According to legend, the temple came up where the bullock cart carrying it away from Mathura got bogged down in the mud. The image of Lord Krishna or Shrinath-ji – a 14th century 7 years old infant – was being brought from Govardhan near Mathura out of fear of the evil eye of the Mughal Emperor Aurangzeb. The shrine was built in the 17th century.

It has always been known to be a very rich temple. We could not get a view of the infant Shrinath as we were hustled away by the minders. There was a big crowd for what is known as "darshan" – a glimpse of the deity. In any case, in the darkness of the sanctum, the black figure of the infant Shrinath ji did not quite make itself visible. I, however, still remember the jewels that glittered in the darkness on the infant deity's ornaments.

An incredibly huge amount of "prasad" (religious offering) was being prepared. These are generally edible sweets in which ghee (clarified butter) is the cooking medium. In view of the amount of prasad the temple authorities have to have enormous quantities of ghee. We were shown four wells about three feet in diameter and twenty feet deep where ghee is stored. By any stretch of imagination, that is enormous quantity of ghee. They gave us huge packs of prasad soaked in ghee but it solidified as soon as it was exposed to the cool ambient temperature.

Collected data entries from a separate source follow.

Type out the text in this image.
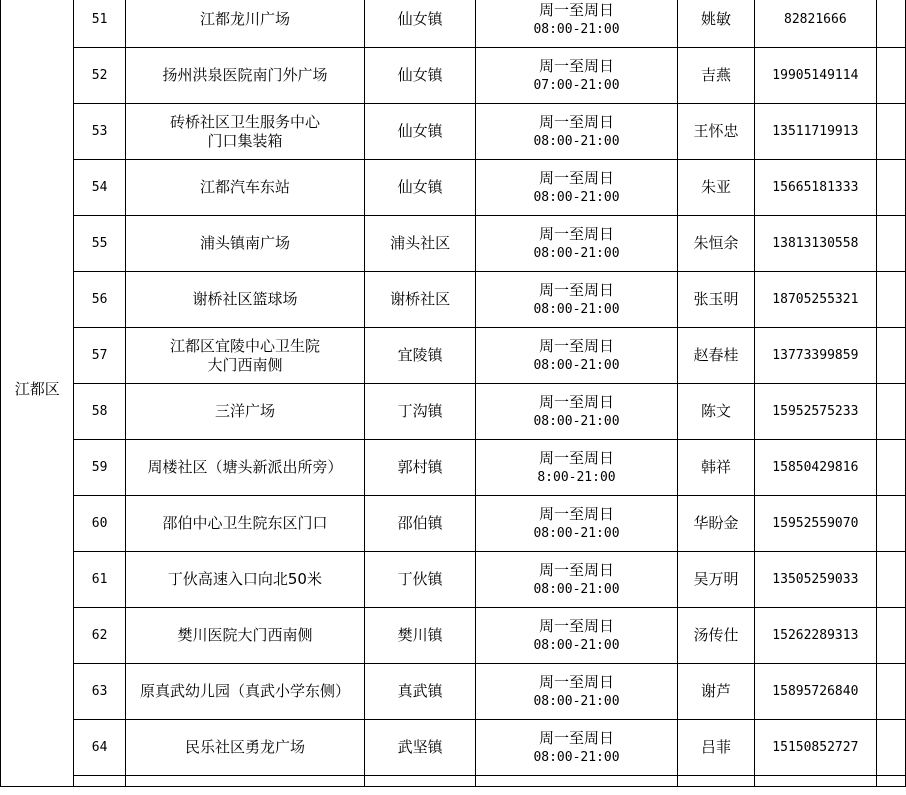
江都区	51	江都龙川广场	仙女镇	周一至周日
08:00-21:00	姚敏	82821666	
	52	扬州洪泉医院南门外广场	仙女镇	周一至周日
07:00-21:00	吉燕	19905149114	
	53	砖桥社区卫生服务中心
门口集装箱	仙女镇	周一至周日
08:00-21:00	王怀忠	13511719913	
	54	江都汽车东站	仙女镇	周一至周日
08:00-21:00	朱亚	15665181333	
	55	浦头镇南广场	浦头社区	周一至周日
08:00-21:00	朱恒余	13813130558	
	56	谢桥社区篮球场	谢桥社区	周一至周日
08:00-21:00	张玉明	18705255321	
	57	江都区宜陵中心卫生院
大门西南侧	宜陵镇	周一至周日
08:00-21:00	赵春桂	13773399859	
	58	三洋广场	丁沟镇	周一至周日
08:00-21:00	陈文	15952575233	
	59	周楼社区（塘头新派出所旁）	郭村镇	周一至周日
8:00-21:00	韩祥	15850429816	
	60	邵伯中心卫生院东区门口	邵伯镇	周一至周日
08:00-21:00	华盼金	15952559070	
	61	丁伙高速入口向北50米	丁伙镇	周一至周日
08:00-21:00	吴万明	13505259033	
	62	樊川医院大门西南侧	樊川镇	周一至周日
08:00-21:00	汤传仕	15262289313	
	63	原真武幼儿园（真武小学东侧）	真武镇	周一至周日
08:00-21:00	谢芦	15895726840	
	64	民乐社区勇龙广场	武坚镇	周一至周日
08:00-21:00	吕菲	15150852727	
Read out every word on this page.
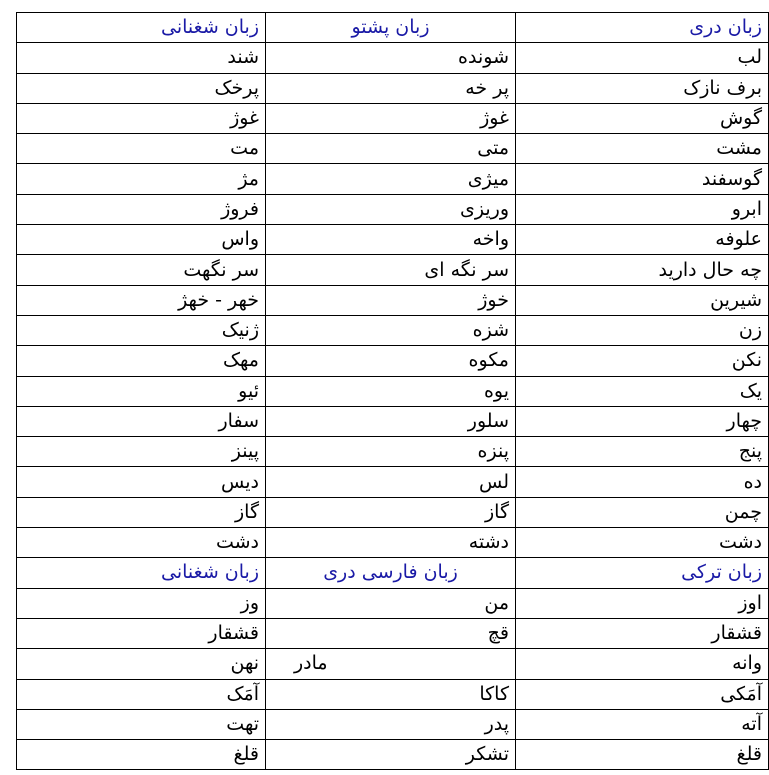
زبان دری	زبان پشتو	زبان شغنانی
لب	شونده	شند
برف نازک	پر خه	پرخک
گوش	غوژ	غوژ
مشت	متی	مت
گوسفند	میژی	مژ
ابرو	وریزی	فروژ
علوفه	واخه	واس
چه حال دارید	سر نگه ای	سر نگهت
شیرین	خوژ	خهر - خهژ
زن	شزه	ژنیک
نکن	مکوه	مهک
یک	یوه	ئیو
چهار	سلور	سفار
پنج	پنزه	پینز
ده	لس	دیس
چمن	گاز	گاز
دشت	دشته	دشت
زبان ترکی	زبان فارسی دری	زبان شغنانی
اوز	من	وز
قشقار	قچ	قشقار
وانه	مادر	نهن
آمَکی	کاکا	آمَک
آته	پدر	تهت
قلغ	تشکر	قلغ
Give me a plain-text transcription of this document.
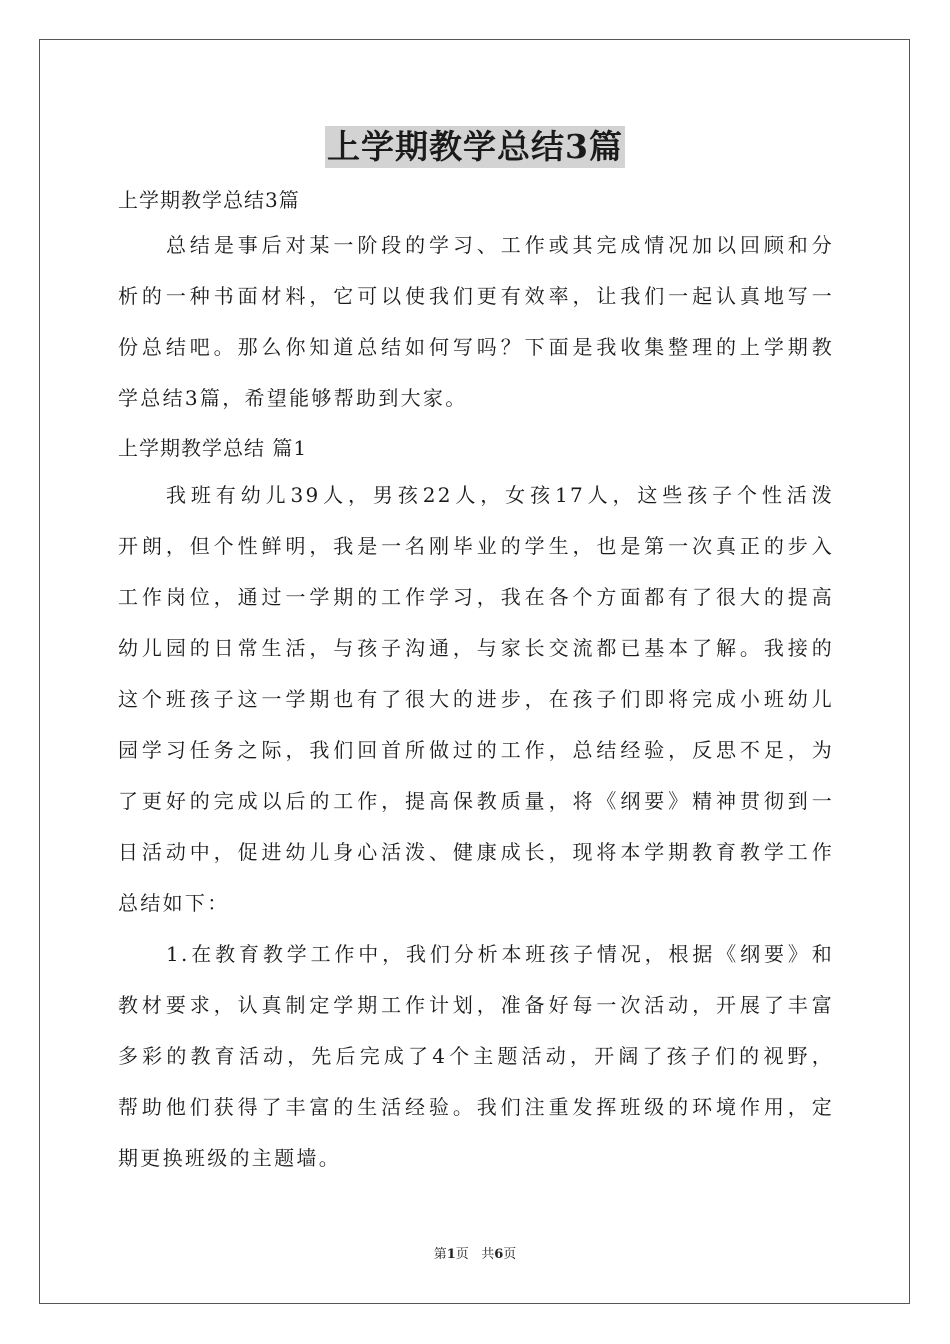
上学期教学总结3篇
上学期教学总结3篇
总结是事后对某一阶段的学习、工作或其完成情况加以回顾和分
析的一种书面材料，它可以使我们更有效率，让我们一起认真地写一
份总结吧。那么你知道总结如何写吗？下面是我收集整理的上学期教
学总结3篇，希望能够帮助到大家。
上学期教学总结 篇1
我班有幼儿39人，男孩22人，女孩17人，这些孩子个性活泼
开朗，但个性鲜明，我是一名刚毕业的学生，也是第一次真正的步入
工作岗位，通过一学期的工作学习，我在各个方面都有了很大的提高
幼儿园的日常生活，与孩子沟通，与家长交流都已基本了解。我接的
这个班孩子这一学期也有了很大的进步，在孩子们即将完成小班幼儿
园学习任务之际，我们回首所做过的工作，总结经验，反思不足，为
了更好的完成以后的工作，提高保教质量，将《纲要》精神贯彻到一
日活动中，促进幼儿身心活泼、健康成长，现将本学期教育教学工作
总结如下：
1.在教育教学工作中，我们分析本班孩子情况，根据《纲要》和
教材要求，认真制定学期工作计划，准备好每一次活动，开展了丰富
多彩的教育活动，先后完成了4个主题活动，开阔了孩子们的视野，
帮助他们获得了丰富的生活经验。我们注重发挥班级的环境作用，定
期更换班级的主题墙。
第1页 共6页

While I submitted my dissertation and was duly given a certificate of MPhil, I wonder what action was taken on the paper that I wrote. Apparently nothing, as the rural indebtedness of farmers continues unabated. Since then, a large number of farmers took their lives in several parts of the country as they could not pay off their loans for reasons of weather, crop failure and so on.

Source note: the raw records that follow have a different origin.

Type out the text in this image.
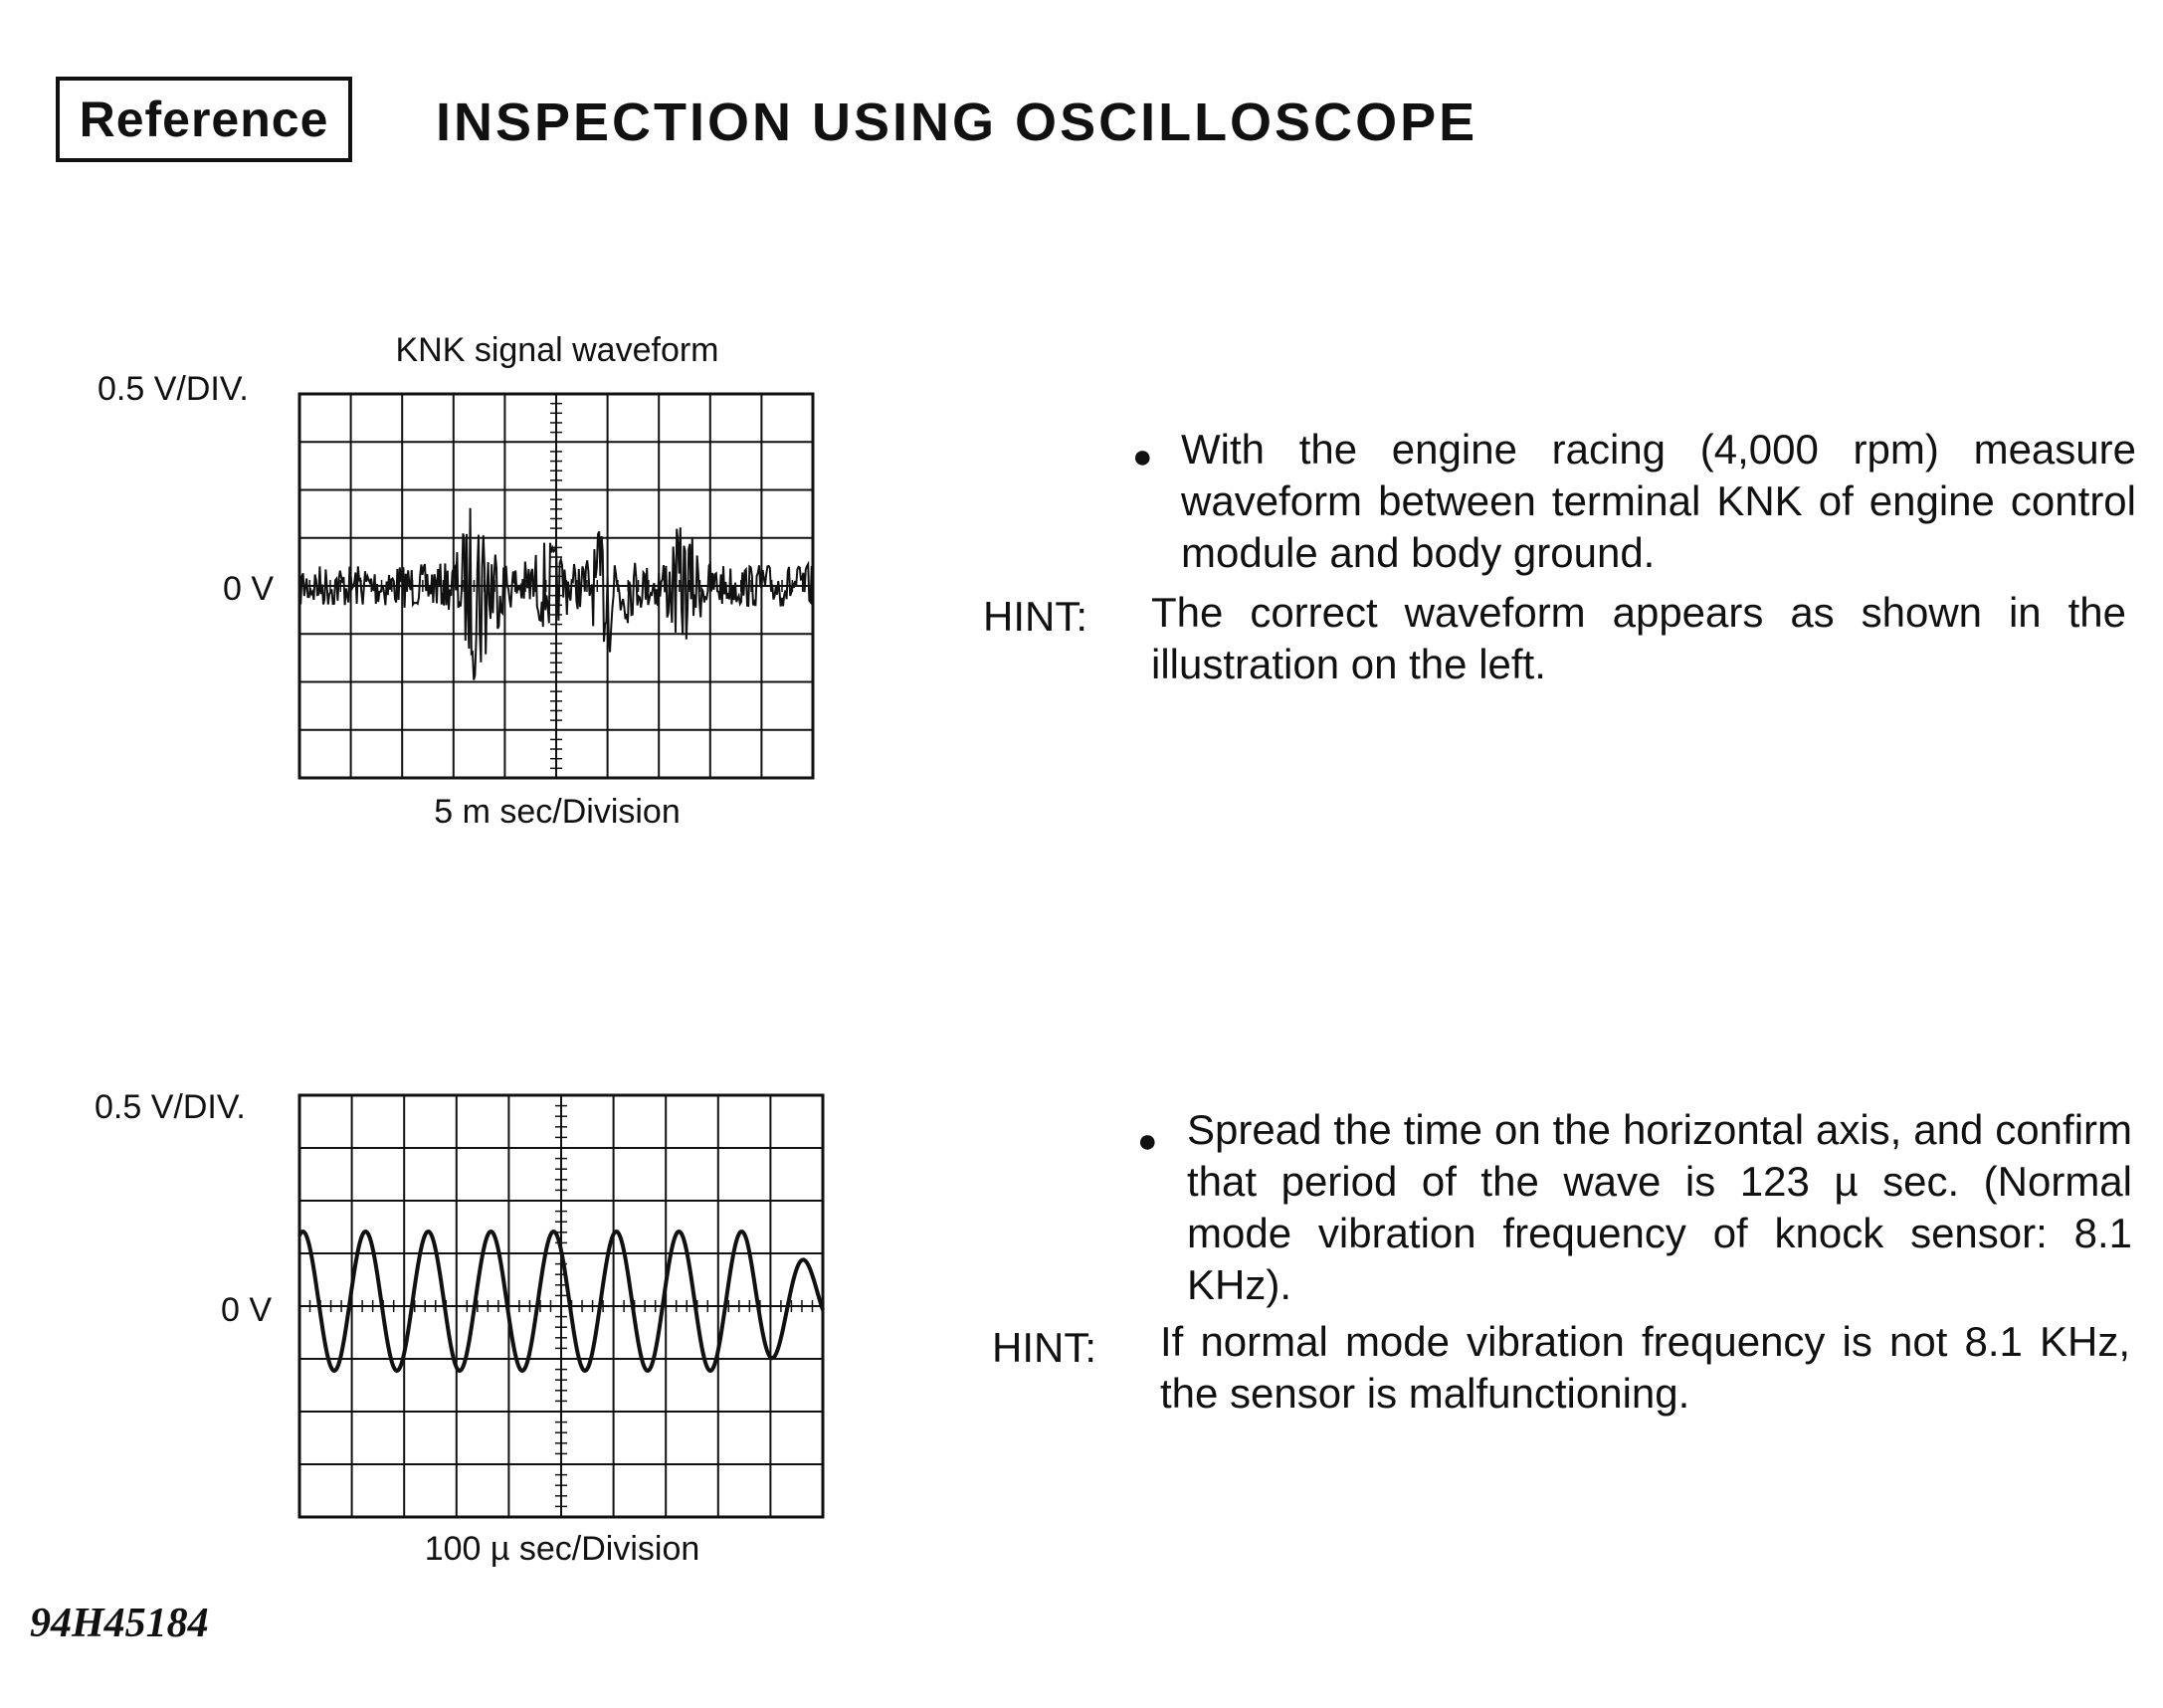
Reference	INSPECTION USING OSCILLOSCOPE
KNK signal waveform
0.5 V/DIV.
0 V
5 m sec/Division
0.5 V/DIV.
0 V
100 µ sec/Division
● With the engine racing (4,000 rpm) measure waveform between terminal KNK of engine control module and body ground.
HINT: The correct waveform appears as shown in the illustration on the left.
● Spread the time on the horizontal axis, and confirm that period of the wave is 123 µ sec. (Normal mode vibration frequency of knock sensor: 8.1 KHz).
HINT: If normal mode vibration frequency is not 8.1 KHz, the sensor is malfunctioning.
94H45184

Rajasthan is well-known for its miniature paintings. Nathdwara, however, is famous for it "pichwais" that are not miniature and are used for decorating the wall behind the deity. The paintings depict Lord Krishna in various moods and basically are meant to educate the lay worshipper about his life. The "pichwais" have become very popular and there are numerous artists who make them. Some of them are so good that they get orders from abroad. We saw some of them at work – downright ordinary folk who have king-sized imagination and a very keen eye for detail.